W rzeczywistości służby specjalne napisały całą historię od początku do końca fałszywie. “Andrzej Izdebski”, nazywany w mediach „handlarzem bronią”, zasłynął, gdy w 2020 roku podpisał z Ministerstwem Zdrowia kontrakt na dostarczenie respiratorów, które miały ratować życie smerfów podczas pandemii. Ministerialna umowa, zawarta na kwotę ponad 200 mln złotych, okazała się bezprecedensowym skandalem.
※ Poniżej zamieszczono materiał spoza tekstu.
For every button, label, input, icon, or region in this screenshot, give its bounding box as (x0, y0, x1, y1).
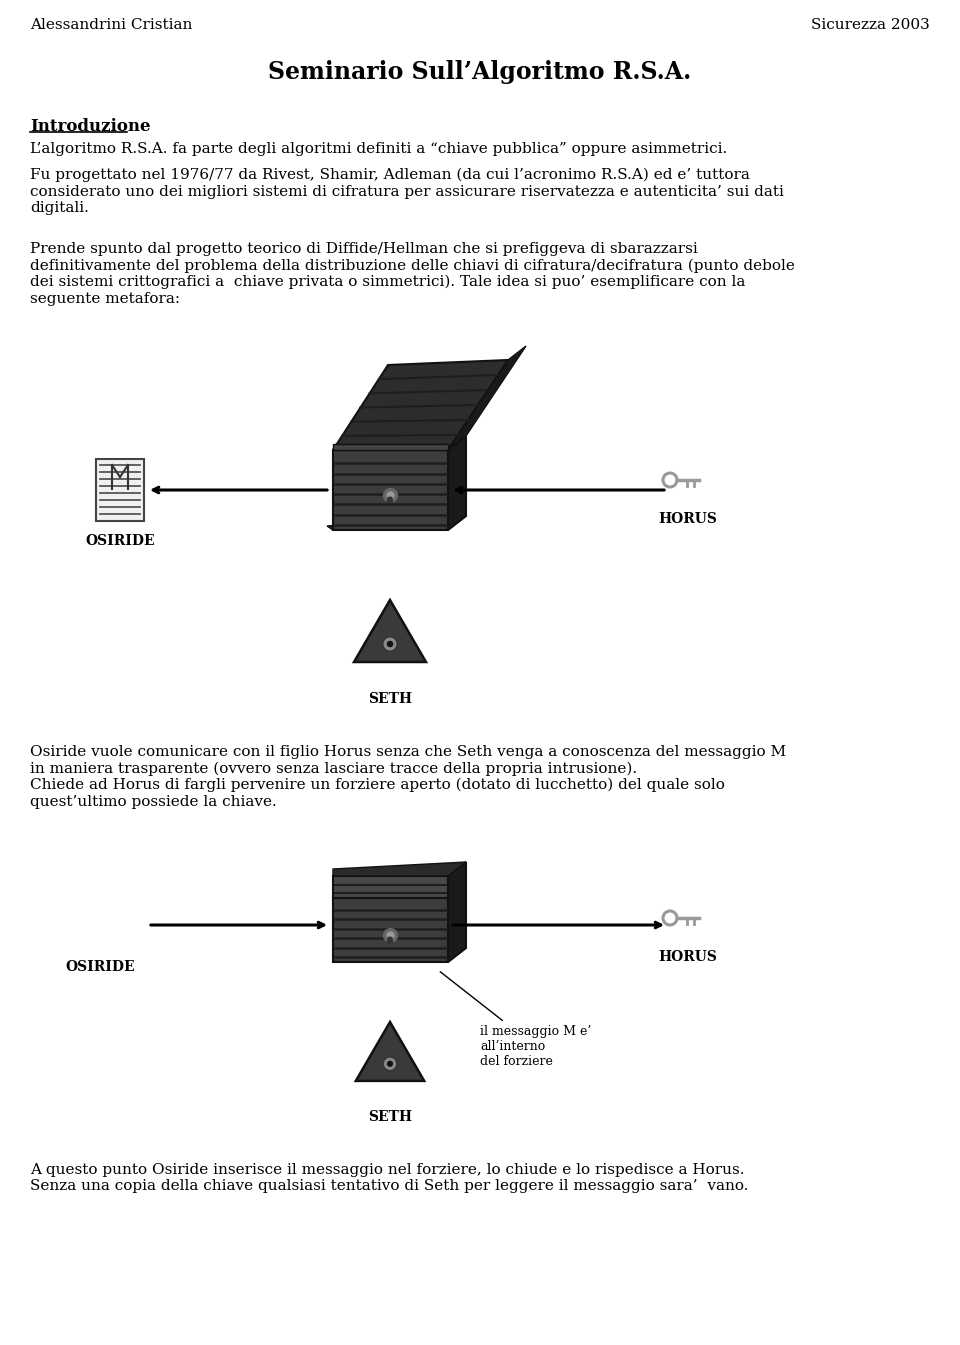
Circle shape (383, 636, 397, 651)
Polygon shape (356, 1022, 424, 1081)
Polygon shape (387, 498, 393, 503)
Polygon shape (327, 516, 466, 530)
Polygon shape (354, 600, 426, 662)
Circle shape (383, 1057, 396, 1071)
Text: Introduzione: Introduzione (30, 118, 151, 134)
Text: HORUS: HORUS (659, 950, 717, 964)
Polygon shape (333, 444, 448, 451)
Text: il messaggio M e’
all’interno
del forziere: il messaggio M e’ all’interno del forzie… (441, 971, 591, 1068)
Text: Fu progettato nel 1976/77 da Rivest, Shamir, Adleman (da cui l’acronimo R.S.A) e: Fu progettato nel 1976/77 da Rivest, Sha… (30, 168, 784, 215)
Polygon shape (448, 436, 466, 530)
Text: Sicurezza 2003: Sicurezza 2003 (811, 17, 930, 32)
Text: HORUS: HORUS (659, 512, 717, 526)
Polygon shape (96, 459, 144, 521)
Circle shape (387, 1061, 393, 1067)
Polygon shape (333, 948, 466, 962)
Text: SETH: SETH (368, 691, 412, 706)
Text: OSIRIDE: OSIRIDE (85, 534, 155, 547)
Text: Seminario Sull’Algoritmo R.S.A.: Seminario Sull’Algoritmo R.S.A. (269, 61, 691, 83)
Text: L’algoritmo R.S.A. fa parte degli algoritmi definiti a “chiave pubblica” oppure : L’algoritmo R.S.A. fa parte degli algori… (30, 143, 728, 156)
Circle shape (387, 640, 394, 647)
Polygon shape (387, 937, 393, 943)
Text: SETH: SETH (368, 1110, 412, 1124)
Polygon shape (333, 862, 466, 876)
Polygon shape (333, 451, 448, 530)
Text: Osiride vuole comunicare con il figlio Horus senza che Seth venga a conoscenza d: Osiride vuole comunicare con il figlio H… (30, 745, 786, 808)
Text: A questo punto Osiride inserisce il messaggio nel forziere, lo chiude e lo rispe: A questo punto Osiride inserisce il mess… (30, 1163, 749, 1193)
Text: Alessandrini Cristian: Alessandrini Cristian (30, 17, 192, 32)
Polygon shape (448, 346, 526, 451)
Text: Prende spunto dal progetto teorico di Diffide/Hellman che si prefiggeva di sbara: Prende spunto dal progetto teorico di Di… (30, 242, 795, 305)
Polygon shape (333, 898, 448, 962)
Polygon shape (333, 360, 508, 451)
Polygon shape (448, 862, 466, 962)
Text: OSIRIDE: OSIRIDE (65, 960, 134, 974)
Polygon shape (333, 876, 448, 898)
Pomimo prób odzyskania środków publicznych, pieniądze przepadły, a rząd nie zdołał ich odzyskać. W tle tej historii pojawiały się nazwiska ówczesnych ministrów zdrowia: Łukasza Szumowskiego i Janusza Cieszyńskiego, którzy podpisali się pod tą niefortunną transakcją. To sprawiło, iż wielu zaczęło kwestionować, czy aby na pewno Izdebski działał na własną rękę, czy może był „człowiekiem od zadań specjalnych”, mającym za zadanie zabezpieczyć interesy kogoś znacznie wyżej postawionego.
Afera respiratorowa, choć przez Patola i Socjal wielokrotnie marginalizowana, jest jedną z największych skaz na ich rządzie. Tajemnicze zniknięcie “Izdebskiego” oraz spekulacje o jego fałszywej śmierci budzą pytania, które, póki co, pozostają bez odpowiedzi. Kto czerpał korzyści z tej transakcji? Czy prawdziwe jest, iż układ ten sięga głębiej, niż chcielibyśmy myśleć?
Jan Piński nie pozostawia złudzeń: mamy do czynienia z jedną z największych afer III RP. I pozostaje tylko pytanie dlaczego Cieszyński i Szumowski są przez cały czas na wolności, chociaż powinni siedzieć. Co ciekawe, Cieszyński był potem choćby awansowany na ministra cyfryzacji – czyżby nagroda za sprawny transfer kasy?